How is conservation of energy addressed when an object reaches a hair outside of the event horizon, if time speed approaches zero? My concern relates to Einstein's rock-down-a-well thought experiment.  If Einstein drops a rock, it picks up velocity and gains in total energy.  If an assistant at the bottom of the well converts the rock into a photon by $E=mc^2$ it will have more energy than if Einstein had done that atop the well.  When the assistant shines the photon back up to Einstein, he must find that the energy has decreased, or he will be able to violate the conservation of mass and energy by forming a bigger rock.  This is one way to show that time must slow with elevation in order to exactly offset energy gained from gravitational potential energy conversion.
So what happens if the assistant is right outside a black hole?  In standard theory, the rock arrives with a less than infinite KE, yet there can be any ratio of time speed we want right up to infinity.  That is, convert the rock into a photon, and shine the photon back to the origin, and you can red-shift it to as small an energy as you want, and eliminate mass and energy from the universe.
Is this a violation of conservation of mass and energy?

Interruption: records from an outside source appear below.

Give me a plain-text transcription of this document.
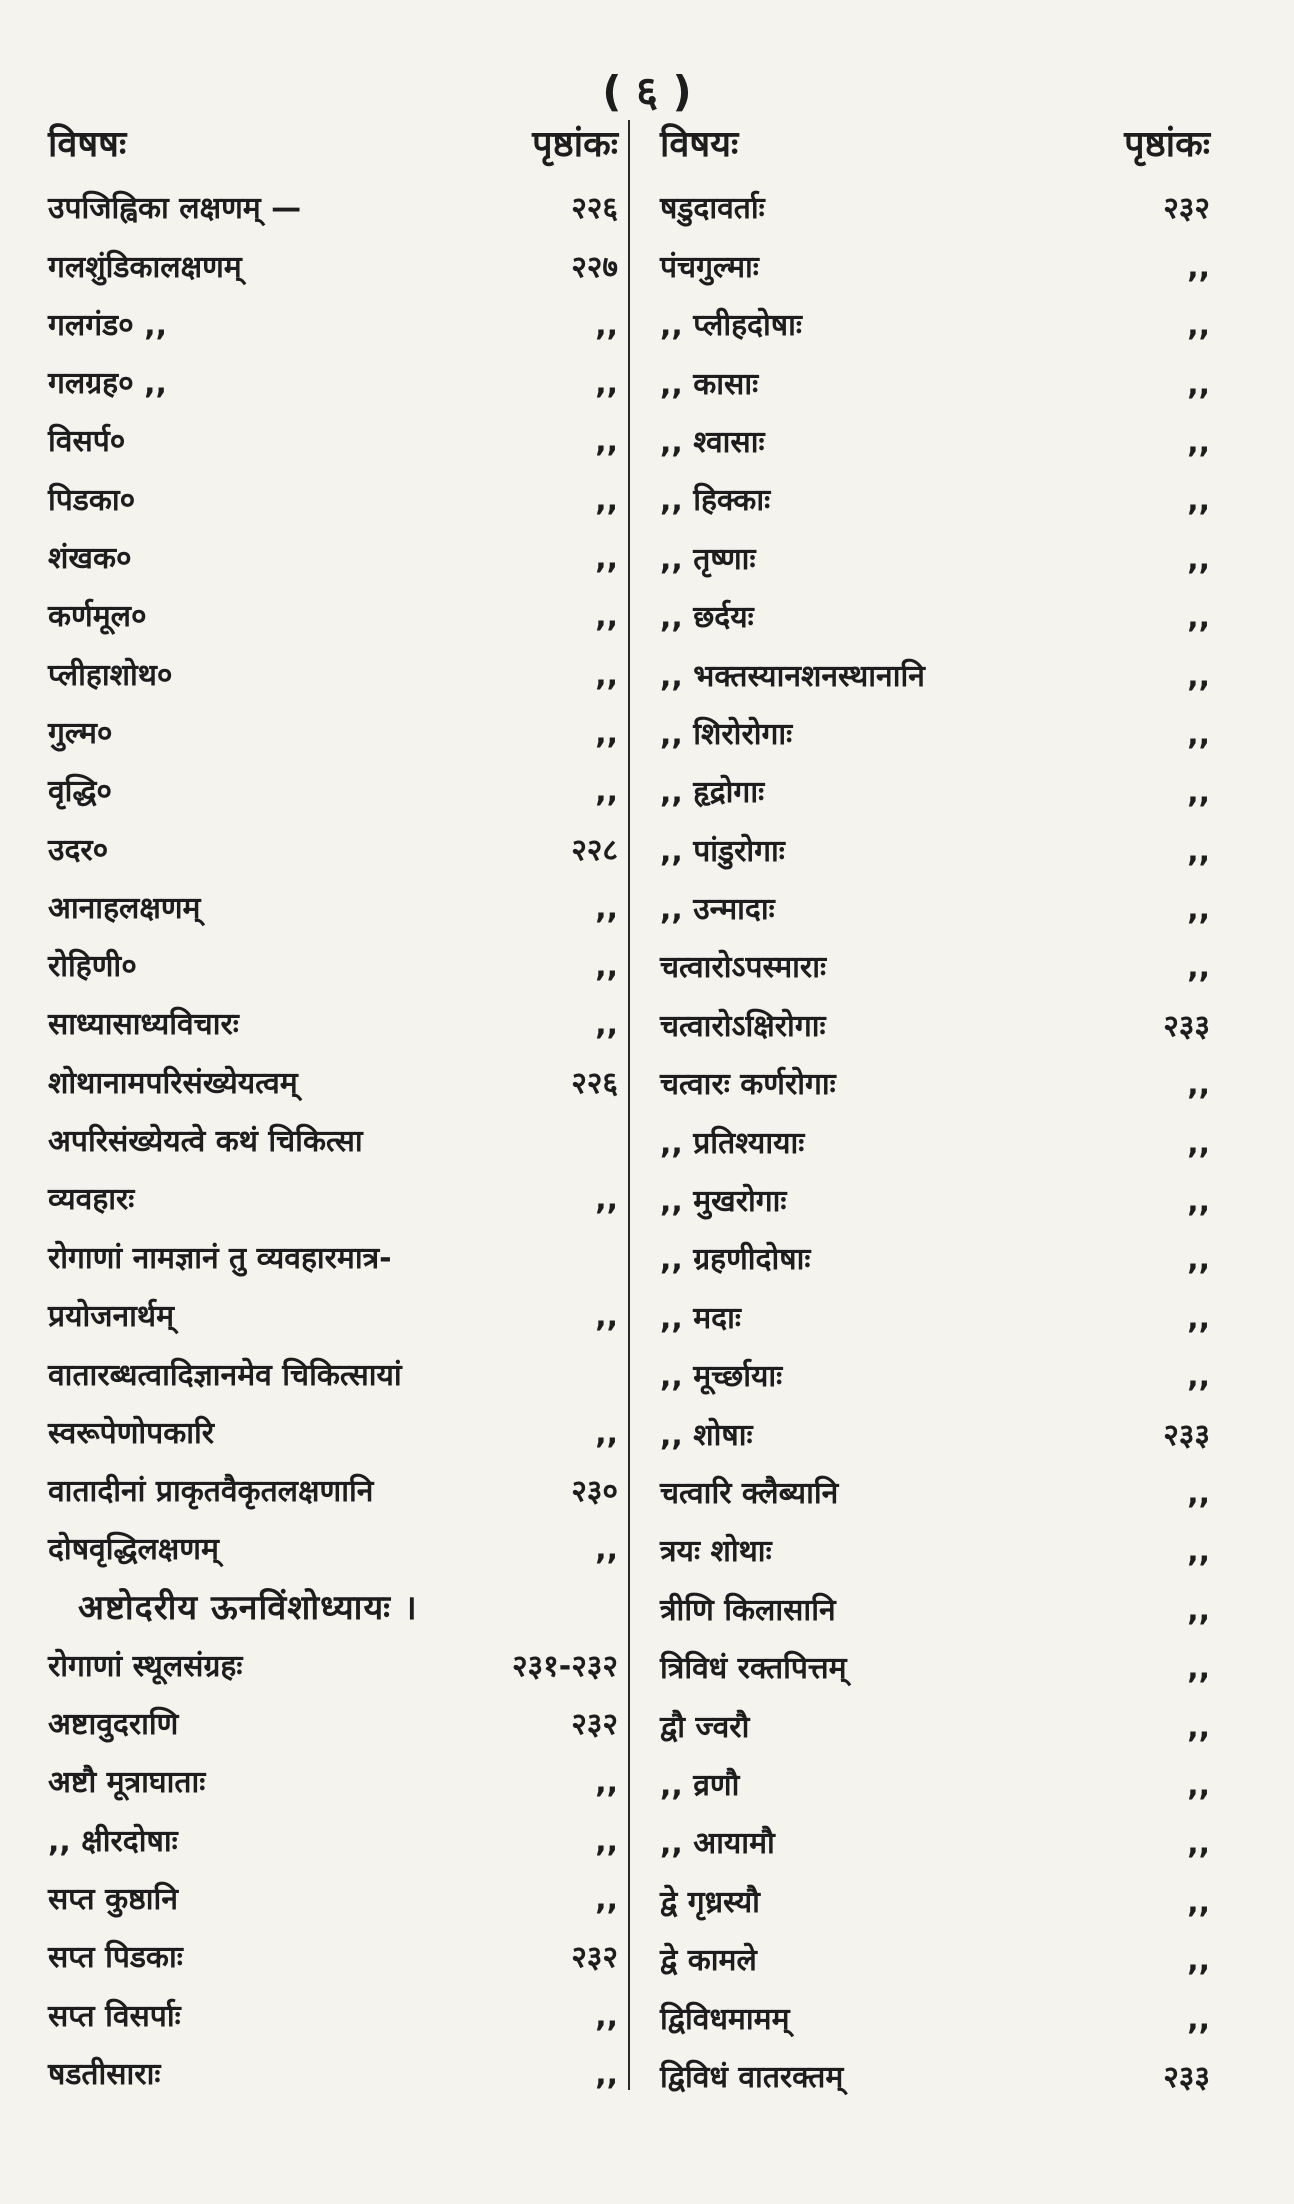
( ६ )
विषषः	पृष्ठांकः
उपजिह्विका लक्षणम् —	२२६
गलशुंडिकालक्षणम्	२२७
गलगंड० ,,	,,
गलग्रह० ,,	,,
विसर्प०	,,
पिडका०	,,
शंखक०	,,
कर्णमूल०	,,
प्लीहाशोथ०	,,
गुल्म०	,,
वृद्धि०	,,
उदर०	२२८
आनाहलक्षणम्	,,
रोहिणी०	,,
साध्यासाध्यविचारः	,,
शोथानामपरिसंख्येयत्वम्	२२६
अपरिसंख्येयत्वे कथं चिकित्सा
व्यवहारः	,,
रोगाणां नामज्ञानं तु व्यवहारमात्र-
प्रयोजनार्थम्	,,
वातारब्धत्वादिज्ञानमेव चिकित्सायां
स्वरूपेणोपकारि	,,
वातादीनां प्राकृतवैकृतलक्षणानि	२३०
दोषवृद्धिलक्षणम्	,,
अष्टोदरीय ऊनविंशोध्यायः ।
रोगाणां स्थूलसंग्रहः	२३१-२३२
अष्टावुदराणि	२३२
अष्टौ मूत्राघाताः	,,
,, क्षीरदोषाः	,,
सप्त कुष्ठानि	,,
सप्त पिडकाः	२३२
सप्त विसर्पाः	,,
षडतीसाराः	,,
विषयः	पृष्ठांकः
षडुदावर्ताः	२३२
पंचगुल्माः	,,
,, प्लीहदोषाः	,,
,, कासाः	,,
,, श्वासाः	,,
,, हिक्काः	,,
,, तृष्णाः	,,
,, छर्दयः	,,
,, भक्तस्यानशनस्थानानि	,,
,, शिरोरोगाः	,,
,, हृद्रोगाः	,,
,, पांडुरोगाः	,,
,, उन्मादाः	,,
चत्वारोऽपस्माराः	,,
चत्वारोऽक्षिरोगाः	२३३
चत्वारः कर्णरोगाः	,,
,, प्रतिश्यायाः	,,
,, मुखरोगाः	,,
,, ग्रहणीदोषाः	,,
,, मदाः	,,
,, मूर्च्छायाः	,,
,, शोषाः	२३३
चत्वारि क्लैब्यानि	,,
त्रयः शोथाः	,,
त्रीणि किलासानि	,,
त्रिविधं रक्तपित्तम्	,,
द्वौ ज्वरौ	,,
,, व्रणौ	,,
,, आयामौ	,,
द्वे गृध्रस्यौ	,,
द्वे कामले	,,
द्विविधमामम्	,,
द्विविधं वातरक्तम्	२३३
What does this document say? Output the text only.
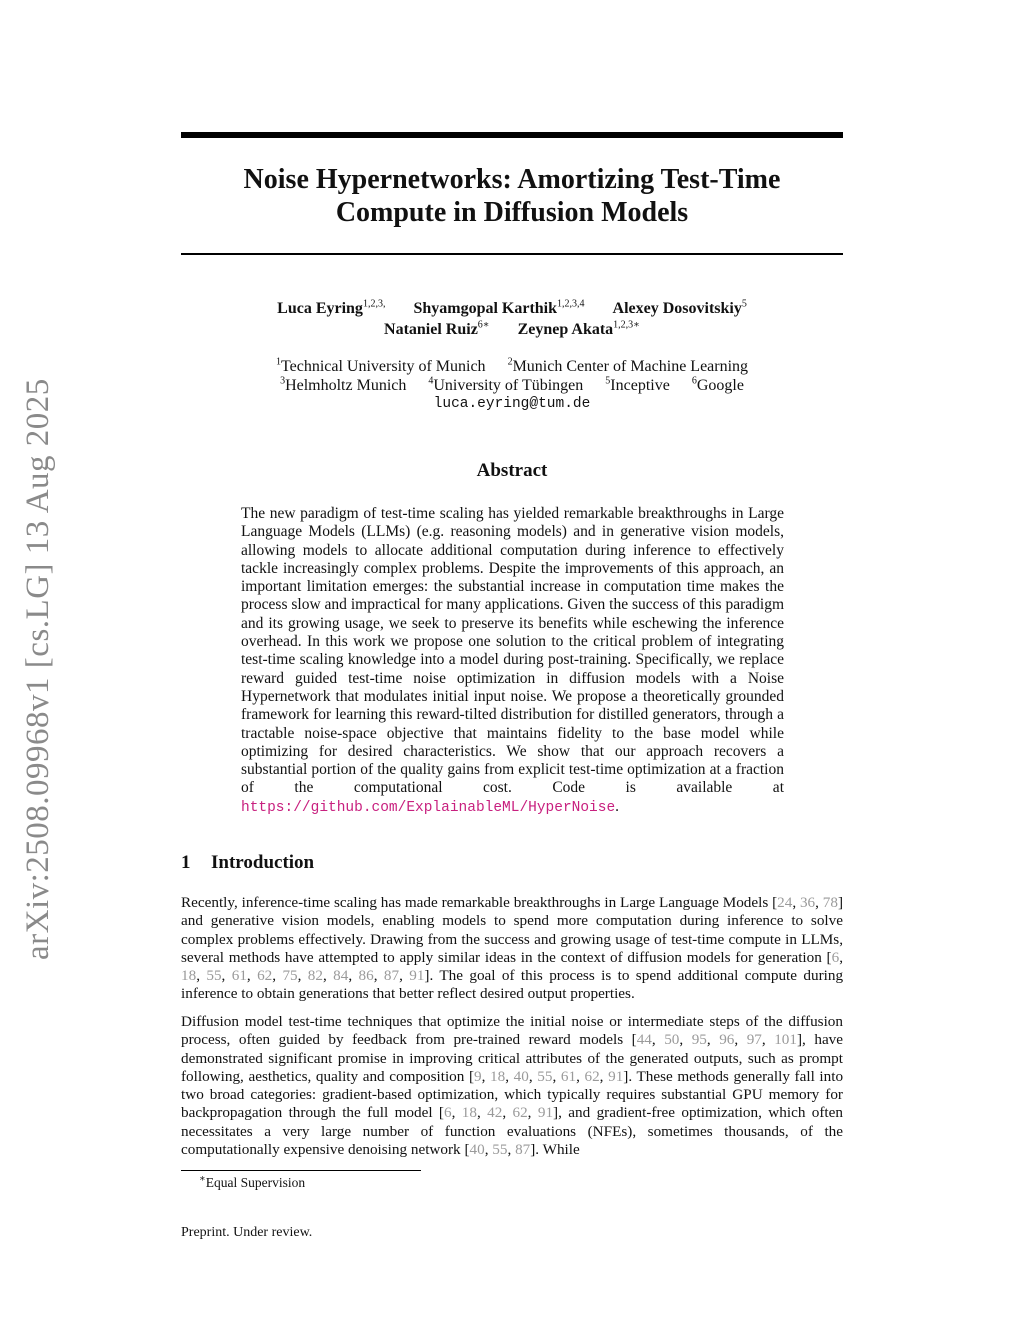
arXiv:2508.09968v1 [cs.LG] 13 Aug 2025
Noise Hypernetworks: Amortizing Test-Time
Compute in Diffusion Models
Luca Eyring$^{1,2,3,}$ Shyamgopal Karthik$^{1,2,3,4}$ Alexey Dosovitskiy$^5$
Nataniel Ruiz$^{6∗}$ Zeynep Akata$^{1,2,3∗}$
$^1$Technical University of Munich $^2$Munich Center of Machine Learning
$^3$Helmholtz Munich $^4$University of Tübingen $^5$Inceptive $^6$Google
luca.eyring@tum.de
Abstract
The new paradigm of test-time scaling has yielded remarkable breakthroughs in Large Language Models (LLMs) (e.g. reasoning models) and in generative vision models, allowing models to allocate additional computation during inference to effectively tackle increasingly complex problems. Despite the improvements of this approach, an important limitation emerges: the substantial increase in computation time makes the process slow and impractical for many applications. Given the success of this paradigm and its growing usage, we seek to preserve its benefits while eschewing the inference overhead. In this work we propose one solution to the critical problem of integrating test-time scaling knowledge into a model during post-training. Specifically, we replace reward guided test-time noise optimization in diffusion models with a Noise Hypernetwork that modulates initial input noise. We propose a theoretically grounded framework for learning this reward-tilted distribution for distilled generators, through a tractable noise-space objective that maintains fidelity to the base model while optimizing for desired characteristics. We show that our approach recovers a substantial portion of the quality gains from explicit test-time optimization at a fraction of the computational cost. Code is available at https://github.com/ExplainableML/HyperNoise.
1 Introduction
Recently, inference-time scaling has made remarkable breakthroughs in Large Language Models [24, 36, 78] and generative vision models, enabling models to spend more computation during inference to solve complex problems effectively. Drawing from the success and growing usage of test-time compute in LLMs, several methods have attempted to apply similar ideas in the context of diffusion models for generation [6, 18, 55, 61, 62, 75, 82, 84, 86, 87, 91]. The goal of this process is to spend additional compute during inference to obtain generations that better reflect desired output properties.
Diffusion model test-time techniques that optimize the initial noise or intermediate steps of the diffusion process, often guided by feedback from pre-trained reward models [44, 50, 95, 96, 97, 101], have demonstrated significant promise in improving critical attributes of the generated outputs, such as prompt following, aesthetics, quality and composition [9, 18, 40, 55, 61, 62, 91]. These methods generally fall into two broad categories: gradient-based optimization, which typically requires substantial GPU memory for backpropagation through the full model [6, 18, 42, 62, 91], and gradient-free optimization, which often necessitates a very large number of function evaluations (NFEs), sometimes thousands, of the computationally expensive denoising network [40, 55, 87]. While
∗Equal Supervision
Preprint. Under review.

 A: The time dilation factor applied to the emitted photon exactly compensates the factor by which the total rock energy has increased by falling at any $r$ and there is no energy conservation problem.
Let's make it simple and assume the rock is originally at rest at infinity, with energy $E_\infty = mc^2$, and falls radially inwards.
A static observer (at $r> r_s$ of course), will observe the speed of the rock as it passed to be $c\sqrt{r_s/r}$.
The rock energy (in the local inertial frame of the static observer) will be
$$E = \gamma mc^2 = \left(1- \frac{r_s}{r}\right)^{-1/2} mc^2\ .$$
If the energy of the rock is turned into a photon of frequency $\nu_e= E/h$ and emitted radially outward, then the photon will be redshifted. The factor by which it is redshifted (according to an observer at infinity) is given simply by the Schwarzschild metric as
$$\nu_{\rm obs} = \nu_e \left( 1 - \frac{r_s}{r}\right)^{1/2} = \frac{mc^2}{h}\ .$$
Thus the photon has an energy of $E_\infty$ and energy is conserved.
A: 
In standard theory, the rock arrives with a less than infinite KE, yet there can be any ratio of time speed we want right up to infinity

These two things, the amount of KE gained and the amount of time dilation are not independent, as you seem to imply. The further you fall the more KE you gain and the more gravitational time dilation you undergo. The two are tied together. The time dilation is always the precise amount needed to compensate for the KE so that energy is conserved. This can be calculated, and it is not trivial but it is straightforward.